Micron Technology approaches its upcoming earnings print with a consensus narrative built around high-bandwidth memory (HBM) demand from hyperscaler AI infrastructure spending. FY2025 revenue came in at $37.4B, up roughly 49% year-over-year, with gross margins expanding to ~40% and diluted EPS of $7.59 — numbers that reflect a sharp recovery from the 2022-23 memory downturn and meaningful HBM mix-shift.
The bull thesis centers on Micron's ramp into HBM3E, where it is competing directly with SK Hynix and Samsung for AI GPU supply chains at NVIDIA and others. HBM carries significantly higher ASPs and margins than commodity DRAM, and if Micron is gaining share, the margin profile could continue to expand beyond the current 40% gross margin level.
The bear case is structural: memory remains a cyclical, capital-intensive commodity business. DRAM and NAND pricing outside HBM can deteriorate rapidly if PC/smartphone demand softens or if China's domestic memory producers (CXMT, YMTC) flood mainstream markets with subsidized supply. Micron's ~40% gross margin, while healthy, is still well below fabless peers and vulnerable to any pricing reversal.

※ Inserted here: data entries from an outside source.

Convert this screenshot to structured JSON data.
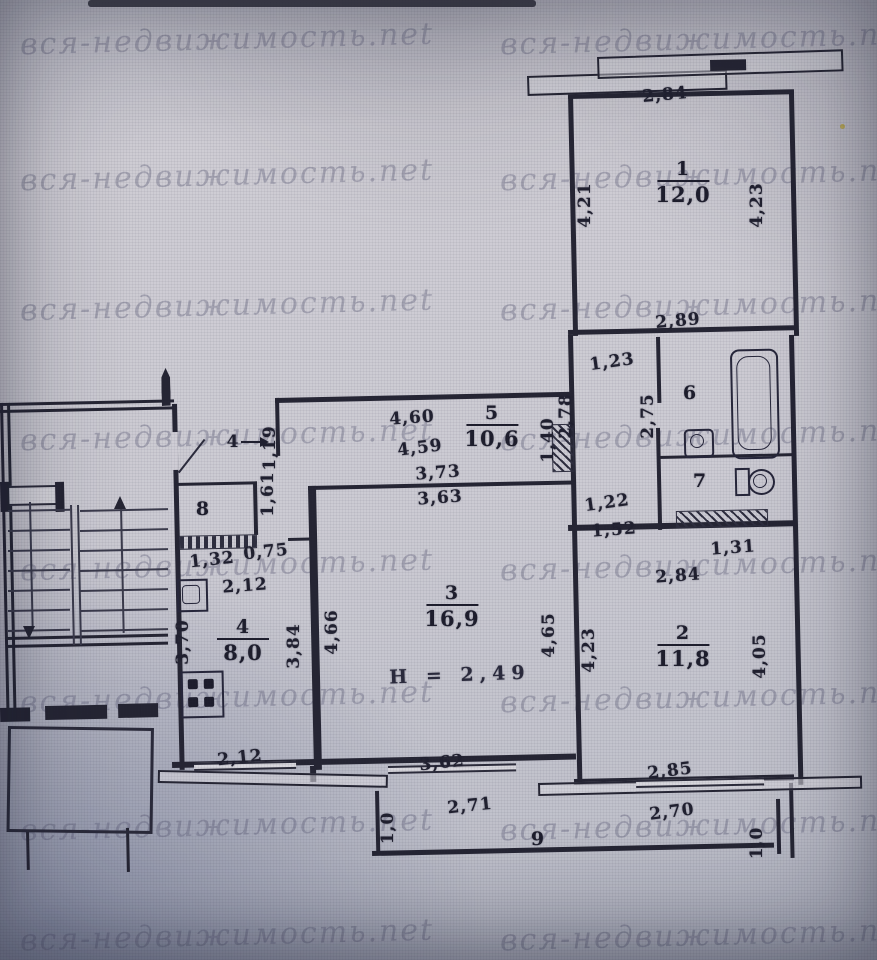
{
  "watermark": {
    "text": "вся-недвижимость.net"
  },
  "plan": {
    "height_note": "Н = 2,49",
    "rooms": [
      {
        "id": "room-1",
        "number": "1",
        "area": "12,0",
        "x": 683,
        "y": 158
      },
      {
        "id": "room-2",
        "number": "2",
        "area": "11,8",
        "x": 683,
        "y": 622
      },
      {
        "id": "room-3",
        "number": "3",
        "area": "16,9",
        "x": 452,
        "y": 582
      },
      {
        "id": "room-4",
        "number": "4",
        "area": "8,0",
        "x": 243,
        "y": 616
      },
      {
        "id": "room-5",
        "number": "5",
        "area": "10,6",
        "x": 492,
        "y": 402
      },
      {
        "id": "room-6",
        "number": "6",
        "area": "",
        "x": 690,
        "y": 382
      },
      {
        "id": "room-7",
        "number": "7",
        "area": "",
        "x": 700,
        "y": 470
      },
      {
        "id": "room-8",
        "number": "8",
        "area": "",
        "x": 203,
        "y": 498
      },
      {
        "id": "room-9",
        "number": "9",
        "area": "",
        "x": 538,
        "y": 828
      }
    ],
    "entry_mark": {
      "label": "4",
      "x": 233,
      "y": 442
    },
    "dimensions": [
      {
        "text": "2,84",
        "x": 665,
        "y": 95,
        "rot": -5
      },
      {
        "text": "4,21",
        "x": 585,
        "y": 205,
        "vertical": true
      },
      {
        "text": "4,23",
        "x": 757,
        "y": 205,
        "vertical": true
      },
      {
        "text": "2,89",
        "x": 678,
        "y": 321,
        "rot": -5
      },
      {
        "text": "1,23",
        "x": 612,
        "y": 362,
        "rot": -8
      },
      {
        "text": "2,78",
        "x": 566,
        "y": 416,
        "vertical": true
      },
      {
        "text": "2,75",
        "x": 648,
        "y": 416,
        "vertical": true
      },
      {
        "text": "1,22",
        "x": 607,
        "y": 503,
        "rot": -8
      },
      {
        "text": "1,52",
        "x": 614,
        "y": 530,
        "rot": -4
      },
      {
        "text": "1,31",
        "x": 733,
        "y": 548,
        "rot": -4
      },
      {
        "text": "2,84",
        "x": 678,
        "y": 576,
        "rot": -4
      },
      {
        "text": "4,23",
        "x": 589,
        "y": 650,
        "vertical": true
      },
      {
        "text": "4,05",
        "x": 760,
        "y": 656,
        "vertical": true
      },
      {
        "text": "1,40",
        "x": 548,
        "y": 440,
        "vertical": true
      },
      {
        "text": "4,60",
        "x": 412,
        "y": 418,
        "rot": -4
      },
      {
        "text": "4,59",
        "x": 420,
        "y": 448,
        "rot": -7
      },
      {
        "text": "3,73",
        "x": 438,
        "y": 473,
        "rot": -4
      },
      {
        "text": "3,63",
        "x": 440,
        "y": 498,
        "rot": -4
      },
      {
        "text": "4,66",
        "x": 332,
        "y": 632,
        "vertical": true
      },
      {
        "text": "3,84",
        "x": 294,
        "y": 646,
        "vertical": true
      },
      {
        "text": "4,65",
        "x": 549,
        "y": 635,
        "vertical": true
      },
      {
        "text": "1,32",
        "x": 212,
        "y": 560,
        "rot": -6
      },
      {
        "text": "0,75",
        "x": 266,
        "y": 552,
        "rot": -6
      },
      {
        "text": "2,12",
        "x": 245,
        "y": 586,
        "rot": -4
      },
      {
        "text": "3,70",
        "x": 183,
        "y": 642,
        "vertical": true
      },
      {
        "text": "1,19",
        "x": 270,
        "y": 448,
        "vertical": true
      },
      {
        "text": "1,61",
        "x": 268,
        "y": 494,
        "vertical": true
      },
      {
        "text": "2,12",
        "x": 240,
        "y": 758,
        "rot": -6
      },
      {
        "text": "3,62",
        "x": 442,
        "y": 763,
        "rot": -6
      },
      {
        "text": "2,71",
        "x": 470,
        "y": 806,
        "rot": -6
      },
      {
        "text": "2,85",
        "x": 670,
        "y": 771,
        "rot": -7
      },
      {
        "text": "2,70",
        "x": 672,
        "y": 812,
        "rot": -7
      },
      {
        "text": "1,0",
        "x": 388,
        "y": 828,
        "vertical": true
      },
      {
        "text": "1,0",
        "x": 757,
        "y": 843,
        "vertical": true
      }
    ]
  }
}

Heading into the print, the key metrics to watch are HBM revenue as a share of total DRAM revenue, any guidance commentary on 2026 HBM capacity allocation, and whether NAND margins are stabilizing or rolling over. The stock's reaction will likely hinge on whether HBM growth guidance is revised upward or if management signals any supply/demand softness in conventional memory.